With 14 weeks to go -
M - AM: 8 easy / PM: 4 easy
T - AM: 8 easy / PM: 4 easy + strides
W - AM: 13 moderate with 20mins ~marathon pace / PM: 5 easy
T - AM: 7 easy-moderate / Noon: 5 easy
F - AM: 6 easy / PM: 7 easy
S - AM: 6 easy-moderate + strides / Noon: 4 easy
S - 22 moderate (feeling quite good in the middle miles, but bonked the last few.)
Total- 99 miles
Plan for next week: long intervals or fartlek on Wednesday, shorter long run (~16?) with some MP tempo on Saturday or Sunday.
With respect to gels, just buy a box and start taking a couple on long runs. I find that I only need them on 20 milers or shorter LRs with more quality, but it's good to get used to them in case you have a bad response.

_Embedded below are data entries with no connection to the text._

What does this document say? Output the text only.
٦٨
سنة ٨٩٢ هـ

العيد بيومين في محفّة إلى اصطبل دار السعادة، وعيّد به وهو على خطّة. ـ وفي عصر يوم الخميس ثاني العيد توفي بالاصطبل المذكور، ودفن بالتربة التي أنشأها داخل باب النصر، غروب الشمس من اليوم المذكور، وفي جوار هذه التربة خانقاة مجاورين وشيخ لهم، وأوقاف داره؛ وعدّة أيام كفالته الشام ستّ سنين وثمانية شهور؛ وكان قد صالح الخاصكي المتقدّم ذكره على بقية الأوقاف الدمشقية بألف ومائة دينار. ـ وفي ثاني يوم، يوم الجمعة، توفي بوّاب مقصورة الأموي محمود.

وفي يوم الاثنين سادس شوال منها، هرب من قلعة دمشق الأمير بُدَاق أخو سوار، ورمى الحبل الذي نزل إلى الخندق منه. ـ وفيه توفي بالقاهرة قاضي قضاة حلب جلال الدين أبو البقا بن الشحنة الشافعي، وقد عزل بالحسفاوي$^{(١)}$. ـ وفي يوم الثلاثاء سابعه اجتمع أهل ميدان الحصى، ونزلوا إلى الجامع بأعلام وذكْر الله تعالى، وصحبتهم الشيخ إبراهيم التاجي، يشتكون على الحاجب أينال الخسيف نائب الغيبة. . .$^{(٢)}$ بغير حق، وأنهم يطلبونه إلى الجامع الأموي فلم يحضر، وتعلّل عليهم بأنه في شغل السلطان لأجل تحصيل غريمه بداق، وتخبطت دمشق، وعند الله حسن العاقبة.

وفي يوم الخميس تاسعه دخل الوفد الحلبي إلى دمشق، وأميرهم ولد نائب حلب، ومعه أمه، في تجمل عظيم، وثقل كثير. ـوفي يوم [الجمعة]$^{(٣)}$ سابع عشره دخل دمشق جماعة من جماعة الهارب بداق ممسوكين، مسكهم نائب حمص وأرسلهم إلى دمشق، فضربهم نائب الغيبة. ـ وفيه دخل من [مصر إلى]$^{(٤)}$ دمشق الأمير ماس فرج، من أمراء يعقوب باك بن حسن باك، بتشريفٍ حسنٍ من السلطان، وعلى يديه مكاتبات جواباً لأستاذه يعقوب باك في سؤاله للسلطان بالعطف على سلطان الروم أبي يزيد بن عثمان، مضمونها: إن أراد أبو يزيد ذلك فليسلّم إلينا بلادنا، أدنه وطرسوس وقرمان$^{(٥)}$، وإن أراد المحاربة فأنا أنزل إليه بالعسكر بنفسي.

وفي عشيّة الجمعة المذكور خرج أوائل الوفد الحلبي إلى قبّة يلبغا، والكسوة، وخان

You can also get a bit more into it and train your body to digest more calories on the run if you want. There's some science behind optimising calories/hour that's worth checking out.
Ho Hum wrote:
With respect to gels, just buy a box and start taking a couple on long runs. I find that I only need them on 20 milers or shorter LRs with more quality, but it's good to get used to them in case you have a bad response.
You can also get a bit more into it and train your body to digest more calories on the run if you want. There's some science behind optimising calories/hour that's worth checking out.
don't buy a box yet until you've tested various types and flavors of gels.
start with the basics...a vanilla or chocolate Gu. if you have a 20-22mi run, take one after 60min and another after 90min. that will be a good test. make sure that you plan the run such that there is water available around those 60 and 90 minute marks. you need to chase your gels with water for them to work properly. if there is no water along your route, either bring water or change your route (stop by your car a couple times maybe).